Incapaces de improvisar a partir de aquella ruptura, colgaron por miedo al vacío. En seguida ambos sintieron que aquel vacío había sido real. Una porción sólida de realidad en medio de la nada absoluta.

 

Por: Camilo Villegas

Desde un hotel en Cartagena llamó a su esposa, que en ese instante se estaba preparando un café en Bogotá.

Pese a la distancia la cobertura era excelente, pues escuchaba los ruidos domésticos con la misma claridad que la voz de su mujer. De este modo, mientras conversaban, imaginaba sin esfuerzo lo que sucedía al otro lado. Tanto la plática como los sonidos se ceñían a una misma pauta, a los mismos libretos de toda la vida.

Hablaron de si hacía frío en Bogotá o calor en Cartagena, de la salud de un conocido enfermo, de si habían aparecido por fin las llaves del carro… Todo ello al mismo tiempo que la taza se encontraba con el plato, que la cafetera se apagaba y que el motor de la nevera se encendía… en ese instante, él tuvo la impresión de comunicarse con los electrodomésticos de la cocina tanto como con su esposa.

Los aparatos le hablaban al mismo tiempo que ella, le transmitían una información repetida, rutinaria y habitual. Seguidamente escuchó el golpe de la cucharita contra los bordes de la taza. Y en esas preguntó si Alejandra, su hija, ya había regresado de la universidad.

A pesar de que todas las acciones y parlamentos se repetían de manera automática, como una coreografía cinco mil veces ensayada, el hombre notó que ese día, por debajo de lo habitual, sucedía algo distinto, como si los diálogos ocultaran un misterio.

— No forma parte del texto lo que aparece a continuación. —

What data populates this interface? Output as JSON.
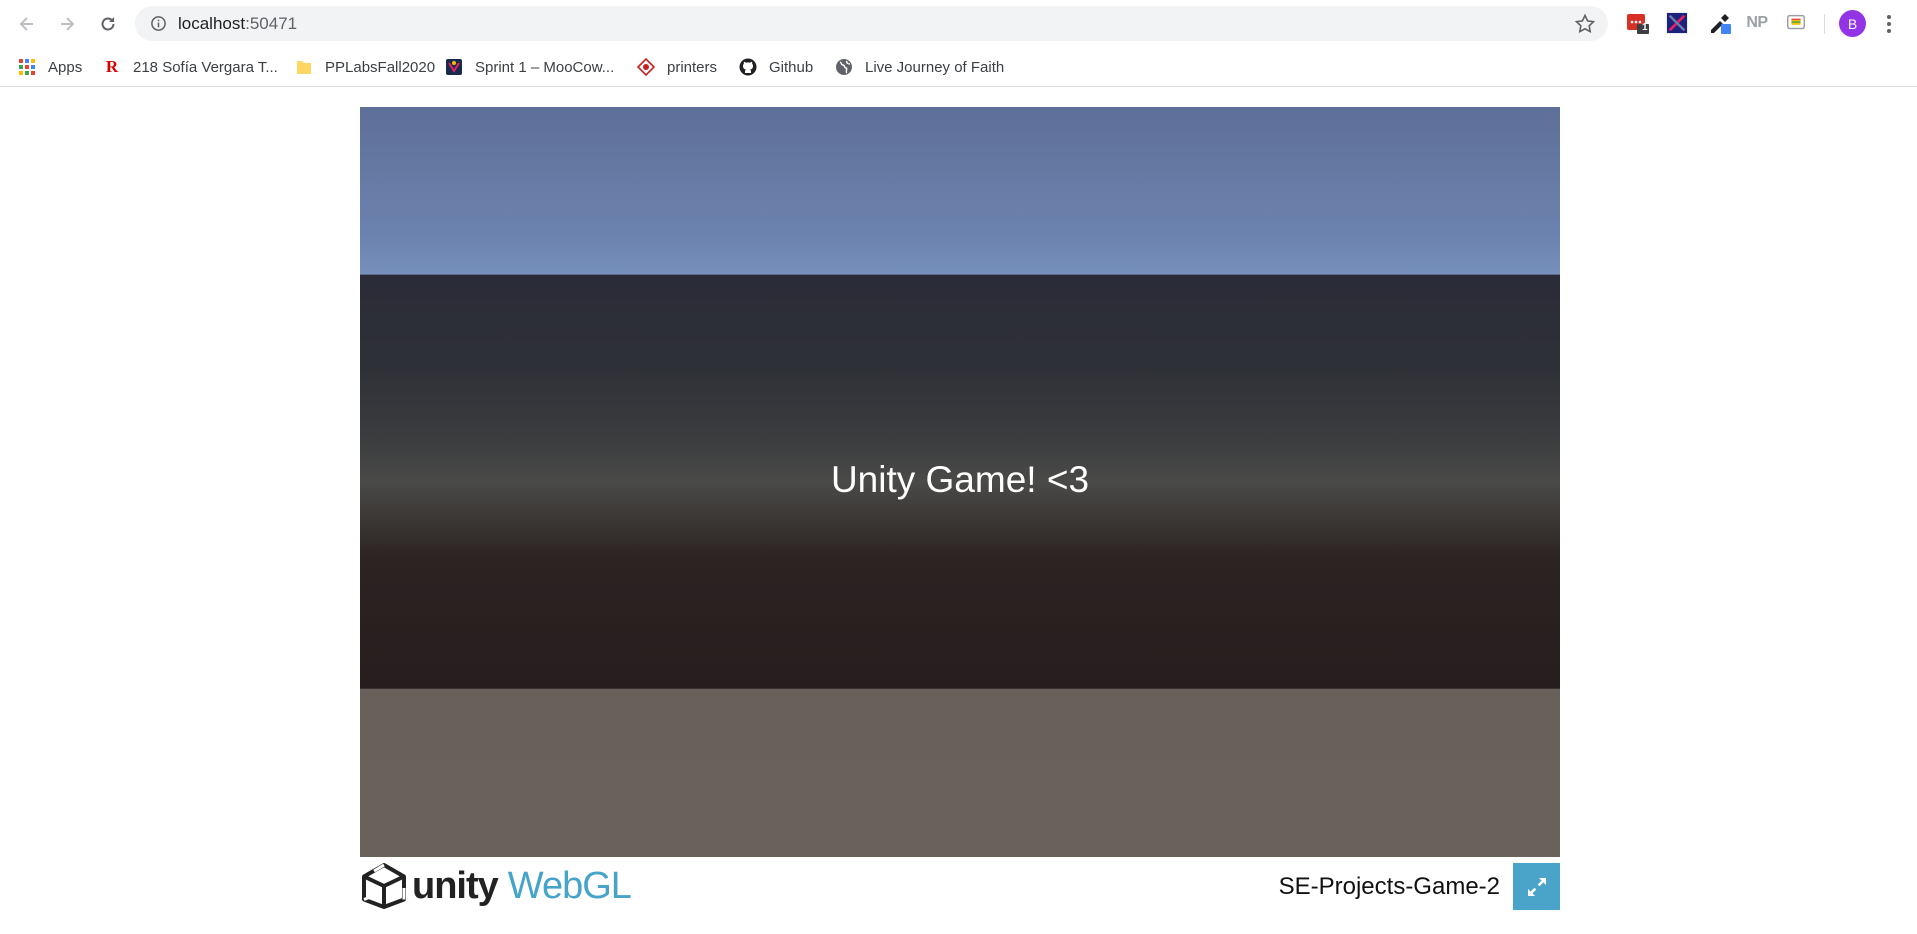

Mi amor hazme un favor, dijo, abre la nevera y mira si me quedan cervezas. Escuchó los pasos de su esposa, la puerta del refrigerador, el movimiento de la caja al ser removida de su sitio… Te queda un sixpack de Heineken. Le dio las gracias y comprendió que quería colgar porque ya no había tema de qué hablar. Por último, le preguntó: ¿fuiste al gimnasio? No, dijo ella. Después, ambos permanecieron en silencio, con la incómoda sensación de haber agotado el guion.

Incapaces de improvisar a partir de aquella ruptura, colgaron por miedo al vacío. En seguida ambos sintieron que aquel vacío había sido real. Una porción sólida de realidad en medio de la nada absoluta.